Recent research carried out by Wellington, based psychiatric nurse Athena Gavriel for her doctorate thesis has unearthed the heavy psychological pricel that those immigrants had paid for the security and wealth that was given to them by New Zealand. Athena's father was a Greek Cypriot.

In their latter years, some of the original Cypriot immigrants returned to Cyprus and successfully reintegrated themselves into Cypriot society. In many cases, however, their children did not accompany them back. Many of those became refugees and returned to New Zealand to remake all that they had lost. Others stayed behind and still live in Cyprus .



Helping each other with interest-free loans the early Greek Cypriots of New Zealand worked very hard many establishing themselves in restaurant and fish and chip shop businesses. Many of their children joined the professional classes, becoming accountants, psychologists and teachers. Almost all of their children's children are unable to speak or write Greek although they are able to understand it. In the last twenty years, however, many first-generation Cypriots have sent their children back to Cyprus to acquaint themselves with their roots, and that has led to a cultural renaissance within this distant Cypriot community.

Greek Cypriots were originally responsible for the establishment of the Pan Hellenic Association of New Zealand and contributed to the purchasing of the building that still houses this association, serving as its President and on committees for many terms. It was a Cypriot who donated the first building that became the Greek Orthodox Church of Wellington. The Cypriot Brotherhood was renamed The Cypriot Association of Wellington and their most ambitious project was the building and furnishing of their new hall in a suburb of the capital. Many gave their craft, labour and time to build this debt free community center, which is used for weddings, Kafenio and taverna evenings and other community events.


One of the injustices they are trying to currently address is the matter of transferable pensions. Unlike mainland Greeks, Cypriots cannot receive their pension in Cyprus if they wish to retire here. They have taken their case to the New Zealand and Cypriot Governments and neither have as yet satisfactorily addressed this basic human rights grievance.


During World War II, many Greek Cypriots fought for New Zealand in the Pacific and in Europe. This contribution to New Zealand society has being added to by future generations of law-abiding citizens who have made their mark in different sectors of New Zealand life. However, despite the distance many still have links with Cyprus. A weekly hourly radio program informs them of Cypriot current events and allows them to enjoy the latest music hits and current popular jokes from their homeland.
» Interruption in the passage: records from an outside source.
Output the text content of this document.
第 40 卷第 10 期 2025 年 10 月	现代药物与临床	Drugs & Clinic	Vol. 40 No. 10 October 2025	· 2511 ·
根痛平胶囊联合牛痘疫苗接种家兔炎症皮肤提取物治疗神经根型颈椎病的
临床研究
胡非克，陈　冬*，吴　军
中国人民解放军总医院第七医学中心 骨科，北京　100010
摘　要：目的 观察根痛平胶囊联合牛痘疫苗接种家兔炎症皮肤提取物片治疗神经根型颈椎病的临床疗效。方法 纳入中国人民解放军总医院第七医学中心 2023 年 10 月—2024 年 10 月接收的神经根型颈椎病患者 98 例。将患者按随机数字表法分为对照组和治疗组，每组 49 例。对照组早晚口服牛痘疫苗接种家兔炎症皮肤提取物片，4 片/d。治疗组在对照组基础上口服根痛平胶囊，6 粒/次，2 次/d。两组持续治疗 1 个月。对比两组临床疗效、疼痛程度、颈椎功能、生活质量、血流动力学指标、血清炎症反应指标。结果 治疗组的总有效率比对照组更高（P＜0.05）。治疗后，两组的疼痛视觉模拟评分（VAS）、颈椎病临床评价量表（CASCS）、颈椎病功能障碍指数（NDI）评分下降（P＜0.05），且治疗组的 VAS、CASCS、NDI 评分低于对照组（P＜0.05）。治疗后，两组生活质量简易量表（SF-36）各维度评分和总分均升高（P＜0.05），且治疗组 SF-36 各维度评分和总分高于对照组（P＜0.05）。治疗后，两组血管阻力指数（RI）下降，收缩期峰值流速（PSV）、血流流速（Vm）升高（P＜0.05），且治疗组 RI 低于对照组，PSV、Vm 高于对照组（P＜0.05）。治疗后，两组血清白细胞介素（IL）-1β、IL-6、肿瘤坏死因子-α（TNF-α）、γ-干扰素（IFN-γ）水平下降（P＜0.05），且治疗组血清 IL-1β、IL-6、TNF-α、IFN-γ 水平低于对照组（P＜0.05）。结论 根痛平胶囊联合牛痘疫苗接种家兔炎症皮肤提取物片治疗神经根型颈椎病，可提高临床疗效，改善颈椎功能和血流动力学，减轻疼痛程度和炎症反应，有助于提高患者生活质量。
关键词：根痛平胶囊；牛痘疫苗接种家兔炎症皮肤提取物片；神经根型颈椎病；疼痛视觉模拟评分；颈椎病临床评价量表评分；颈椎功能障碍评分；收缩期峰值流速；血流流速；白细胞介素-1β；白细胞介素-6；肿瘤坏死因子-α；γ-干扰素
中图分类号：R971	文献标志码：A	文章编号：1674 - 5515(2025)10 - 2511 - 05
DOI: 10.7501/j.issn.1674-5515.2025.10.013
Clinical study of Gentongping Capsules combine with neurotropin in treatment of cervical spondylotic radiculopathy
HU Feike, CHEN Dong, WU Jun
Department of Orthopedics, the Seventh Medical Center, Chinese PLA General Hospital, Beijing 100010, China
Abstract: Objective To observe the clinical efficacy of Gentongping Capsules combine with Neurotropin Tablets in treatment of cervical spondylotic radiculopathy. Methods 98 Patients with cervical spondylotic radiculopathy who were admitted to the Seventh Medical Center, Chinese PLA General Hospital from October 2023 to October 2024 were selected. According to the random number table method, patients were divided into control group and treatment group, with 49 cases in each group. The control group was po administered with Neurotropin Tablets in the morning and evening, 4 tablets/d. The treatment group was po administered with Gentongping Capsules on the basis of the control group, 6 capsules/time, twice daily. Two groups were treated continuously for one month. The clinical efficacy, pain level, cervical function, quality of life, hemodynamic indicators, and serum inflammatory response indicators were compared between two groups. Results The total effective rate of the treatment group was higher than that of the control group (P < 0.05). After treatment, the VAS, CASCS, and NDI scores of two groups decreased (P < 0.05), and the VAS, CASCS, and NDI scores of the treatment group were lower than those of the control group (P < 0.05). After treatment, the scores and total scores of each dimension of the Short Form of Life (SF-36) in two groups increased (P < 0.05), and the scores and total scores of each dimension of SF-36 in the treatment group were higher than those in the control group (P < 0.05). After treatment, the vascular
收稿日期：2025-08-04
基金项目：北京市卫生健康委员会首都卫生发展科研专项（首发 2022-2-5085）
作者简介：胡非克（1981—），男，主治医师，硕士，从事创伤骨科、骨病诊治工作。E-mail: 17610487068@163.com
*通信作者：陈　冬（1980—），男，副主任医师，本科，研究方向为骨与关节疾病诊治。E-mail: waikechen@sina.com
They have also worked hard to lobby the New Zealand Parliament and have taken part in public demonstrations against the injustice that is still perpetrated on their homeland by the 1974 Turkish invasion.
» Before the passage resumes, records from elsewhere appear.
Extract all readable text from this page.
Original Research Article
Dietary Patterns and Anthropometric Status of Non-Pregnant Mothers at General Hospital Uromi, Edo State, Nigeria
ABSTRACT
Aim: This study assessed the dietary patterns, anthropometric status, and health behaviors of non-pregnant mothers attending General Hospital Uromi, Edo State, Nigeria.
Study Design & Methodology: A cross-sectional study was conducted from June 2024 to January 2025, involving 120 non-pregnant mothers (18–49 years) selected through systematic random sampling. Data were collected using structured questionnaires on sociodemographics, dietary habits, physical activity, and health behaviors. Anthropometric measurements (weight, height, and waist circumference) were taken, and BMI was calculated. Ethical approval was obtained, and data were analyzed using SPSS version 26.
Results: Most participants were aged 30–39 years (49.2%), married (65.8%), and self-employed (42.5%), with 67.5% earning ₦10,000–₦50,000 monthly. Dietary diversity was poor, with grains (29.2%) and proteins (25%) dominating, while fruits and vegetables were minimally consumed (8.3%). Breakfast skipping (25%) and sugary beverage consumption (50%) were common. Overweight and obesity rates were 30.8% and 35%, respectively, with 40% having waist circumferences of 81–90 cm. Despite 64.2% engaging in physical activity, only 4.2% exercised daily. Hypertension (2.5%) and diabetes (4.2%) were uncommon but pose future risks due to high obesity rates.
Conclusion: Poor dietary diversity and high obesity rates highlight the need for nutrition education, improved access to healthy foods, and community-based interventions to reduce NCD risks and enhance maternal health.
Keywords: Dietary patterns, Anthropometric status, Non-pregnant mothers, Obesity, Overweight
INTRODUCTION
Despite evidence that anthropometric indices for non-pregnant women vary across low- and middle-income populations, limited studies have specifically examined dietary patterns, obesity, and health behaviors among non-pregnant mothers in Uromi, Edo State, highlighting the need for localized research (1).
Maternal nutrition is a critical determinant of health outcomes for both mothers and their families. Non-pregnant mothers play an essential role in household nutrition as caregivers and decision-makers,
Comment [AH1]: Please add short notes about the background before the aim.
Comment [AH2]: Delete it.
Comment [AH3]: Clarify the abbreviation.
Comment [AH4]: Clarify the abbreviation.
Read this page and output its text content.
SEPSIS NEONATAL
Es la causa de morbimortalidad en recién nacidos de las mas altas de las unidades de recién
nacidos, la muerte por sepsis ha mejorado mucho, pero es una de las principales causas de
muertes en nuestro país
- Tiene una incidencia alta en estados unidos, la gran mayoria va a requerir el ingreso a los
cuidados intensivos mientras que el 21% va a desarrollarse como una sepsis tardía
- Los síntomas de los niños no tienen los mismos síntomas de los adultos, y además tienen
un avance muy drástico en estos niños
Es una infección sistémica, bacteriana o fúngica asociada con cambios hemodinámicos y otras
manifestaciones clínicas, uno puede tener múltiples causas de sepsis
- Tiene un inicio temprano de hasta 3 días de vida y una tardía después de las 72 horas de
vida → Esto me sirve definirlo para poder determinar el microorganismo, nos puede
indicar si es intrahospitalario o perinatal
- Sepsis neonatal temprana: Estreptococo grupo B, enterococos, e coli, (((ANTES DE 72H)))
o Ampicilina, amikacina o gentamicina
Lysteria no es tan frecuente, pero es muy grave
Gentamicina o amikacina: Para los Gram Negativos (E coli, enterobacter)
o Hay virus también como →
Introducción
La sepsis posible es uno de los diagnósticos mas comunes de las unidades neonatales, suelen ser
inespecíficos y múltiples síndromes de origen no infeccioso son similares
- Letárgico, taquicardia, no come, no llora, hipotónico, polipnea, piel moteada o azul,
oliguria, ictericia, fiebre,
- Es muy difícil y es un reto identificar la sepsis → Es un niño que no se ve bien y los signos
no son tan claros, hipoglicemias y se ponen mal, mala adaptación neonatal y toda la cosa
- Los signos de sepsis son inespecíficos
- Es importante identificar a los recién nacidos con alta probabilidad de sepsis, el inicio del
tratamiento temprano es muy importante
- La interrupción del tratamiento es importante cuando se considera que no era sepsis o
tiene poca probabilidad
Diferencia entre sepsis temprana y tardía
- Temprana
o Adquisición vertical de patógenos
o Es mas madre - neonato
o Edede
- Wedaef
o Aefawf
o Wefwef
Having re-established their links with the land of their ancestors the children of those early Greek Cypriot-New Zealand immigrants have now passed on to their children the most important psychological commodity that one can have: a cultural identity, something that many other immigrants from other lands have lost.

Christodoulos Moisa was born in New Zealand of Greek Cypriot parents from Marathovounos and Angastina, in 1948. He spent six years of his childhood and eighteen months before the Turkish invasion in Cyprus . Moisa is a respected book reviewer and journalist and has had six books of poems published, eight exhibitions of paintings, drawings and photographs. He is currently head of art in a public New Zealand secondary school. He lives in Raumati South, just north of Wellington. He is a regular visitor to Cyprus and has recently contributed the cover illustration and a poem to the Greek and Turkish Cypriot Anthology of Cypriot Literature, Weeping Island sponsored by the United Nations.